Robert Kuttner, a widely published economist based at The American Prospect is providing some of the best commentary yet on the economic emergency precipitated by the excesses of the unregulated home mortgage and securities industries.

"Democrats will shortly become stewards not just of a temporary bailout but of a long term recovery strategy," writes Kuttner in a September 30th post "Learning from 1929". "They might as well begin by pointing us on the right path. That includes direct refinancing for homeowners, direct government involvement in the management of failing financial institutions that are recapitalized by government money, through something like the Reconstruction Finance Corporations of the Roosevelt era; and a transfer tax on stock and bond transactions, both to raise needed revenue and to damp down the kind of speculation that led to the meltdown. Then Congress can begin the task of regulating the financial system properly. The basic concept is that any financial enterprise capable of taking down the system requires the tight government supervision that in the recent past has been limited to commercial banks."

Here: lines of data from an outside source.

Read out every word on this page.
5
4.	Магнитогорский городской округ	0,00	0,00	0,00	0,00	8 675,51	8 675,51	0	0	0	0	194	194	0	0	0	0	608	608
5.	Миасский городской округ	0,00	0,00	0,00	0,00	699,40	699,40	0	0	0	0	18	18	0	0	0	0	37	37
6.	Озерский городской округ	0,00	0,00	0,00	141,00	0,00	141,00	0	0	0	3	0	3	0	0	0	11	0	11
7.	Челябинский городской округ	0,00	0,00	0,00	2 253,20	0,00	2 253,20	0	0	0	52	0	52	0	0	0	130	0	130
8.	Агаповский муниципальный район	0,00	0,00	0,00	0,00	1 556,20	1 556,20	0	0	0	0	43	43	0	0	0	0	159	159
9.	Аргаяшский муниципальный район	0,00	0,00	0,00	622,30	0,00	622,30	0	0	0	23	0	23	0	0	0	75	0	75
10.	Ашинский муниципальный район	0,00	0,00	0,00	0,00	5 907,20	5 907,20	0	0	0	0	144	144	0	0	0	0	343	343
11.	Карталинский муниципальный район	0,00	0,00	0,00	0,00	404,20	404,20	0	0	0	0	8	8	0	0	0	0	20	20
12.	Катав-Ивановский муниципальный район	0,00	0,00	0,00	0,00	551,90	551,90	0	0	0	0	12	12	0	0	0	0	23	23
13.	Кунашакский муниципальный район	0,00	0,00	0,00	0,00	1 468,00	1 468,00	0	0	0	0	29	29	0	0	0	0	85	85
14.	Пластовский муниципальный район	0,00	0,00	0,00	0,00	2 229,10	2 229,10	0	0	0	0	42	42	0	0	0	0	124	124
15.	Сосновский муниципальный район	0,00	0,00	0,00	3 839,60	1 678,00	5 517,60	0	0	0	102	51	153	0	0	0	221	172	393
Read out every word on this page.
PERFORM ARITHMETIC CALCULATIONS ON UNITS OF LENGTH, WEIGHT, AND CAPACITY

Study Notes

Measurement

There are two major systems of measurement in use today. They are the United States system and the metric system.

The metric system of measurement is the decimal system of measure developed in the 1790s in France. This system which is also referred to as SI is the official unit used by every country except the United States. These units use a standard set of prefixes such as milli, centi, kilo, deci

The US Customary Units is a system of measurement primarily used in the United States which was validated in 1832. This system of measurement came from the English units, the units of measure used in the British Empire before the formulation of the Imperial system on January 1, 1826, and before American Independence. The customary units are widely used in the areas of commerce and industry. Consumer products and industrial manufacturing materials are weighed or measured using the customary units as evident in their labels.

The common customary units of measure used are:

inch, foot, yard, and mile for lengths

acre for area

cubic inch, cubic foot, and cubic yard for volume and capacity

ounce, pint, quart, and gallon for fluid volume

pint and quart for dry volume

Kuttner suggests that the congressional Democrats are a long way from finding an authentic Democratic response that can effectively deal with the laissez faire and failed policies of Republicanism. Regulating the financial system correctly, argues Kuttner, is "the Democratic ideology. But lately, that set of core convictions has gotten rusty. It needs to be reclaimed, and fast. Too many Democrats are still thinking small."

Not, it should be noted, is the thinking of U.S. Rep. Joe Courtney (D-2) who voted no on the amended Paulson proposal this week for all the right reasons. He was the only member of the Connecticut delegation to do so.

Kuttner doesn't stop at the Wall Street "rescue". "Government will need to rely on substantial public spending to pull the wider economy out of the hole. Most of that can be raised by surtaxes on the wealthy and by transaction taxes on speculation, but it will also require a temporary increase in public deficits. Raise enough revenue to cover about $700 billion of financial recapitalization in year one, and in years two through eight use the proceeds for public works, infrastructure, good jobs, universal health coverage, expanded pre-kindergarten and child care."

Kuttner's corrections, in other words, call for a New Deal in the 21st Century, not just to quell the high-finance meltdown on Wall Street, but to reduce the economic insecurity felt by a growing number of working and middle income households. Let's hope that when the Congress votes again, more of Kuttner's formula will be part of the rescue.

Original post from http://newbritaindemocrat.blogspot.com

28 September 2008

Back to the Future: Divisive Bozek Gets GOP Nod For State Senate

Tom Bozek, the former state senator and self-described "conservative Democrat", wants a soapbox to spew his racially divisive views and bizarre ideas on shrinking New Britain via the elimination of low-income households.

The New Britain Republican Party has obliged Bozek, anointing him as the Republican nominee for state Senate against Democrat Donald DeFronzo, who ousted Bozek from the state Senate in 2002 behind a broad-based coalition of Democrats and Unaffiliated voters. In that 2002 contest Bozek bitterly blamed more than 1,200 newly registered Hispanic voters for his loss.

Republican Town Chair Paul Carver sheepishly told the New Britain Herald on September 27th "nobody came forward but Tom. He's got a conservative record, and the committee did not want the seat to go unchallenged."

Bozek's nomination points to the sorry state of the local GOP. Of 3,600 Republicans in New Britain and a few thousand more in Berlin, local Republicans couldn't field any fresh, conservative blood to oppose DeFronzo.

Bozek, who still occupies a seat on the Democratic Town Committee in District 1, revived his tirades against "the professional poor" and "minorities" last year in an unsuccessful, independent bid for Councillor at Large. According to the Herald, Bozek is attacking public housing, Section 8 rental stipends and Senator DeFronzo again.

The 2008 Bozek isn't hiding his racially charged rhetoric and campaign against the poor:

"We have 11,000 kids, when we should have 7,000."

"These people destroy these places (public housing). They are 80 percent minorities...They can't make friends with people in their own neighborhoods."

While Bozek has been espousing an anti-public housing and anti-family housing stance for most of the last two decades, Senator DeFronzo points out that Bozek never introduced a bill on the public housing issue while in the state Senate. There is also a bit of irony in a candidate such as Bozek attacking the "professional poor" He is a big beneficiary of taxpayers as he cleverly worked the system to become "a double- or triple dipper" in receipt of public pensions -- the last being arranged by former Republican leader Lou DeLuca who employed Bozek briefly to qualify him for more income on the public's dime.

The nomination of Bozek by Republicans may ensure that the party filled a line on the November ballot. However, they are getting a candidate whose divisiveness and appeals to the lowest common denominator may shrink their numbers even more in 2008.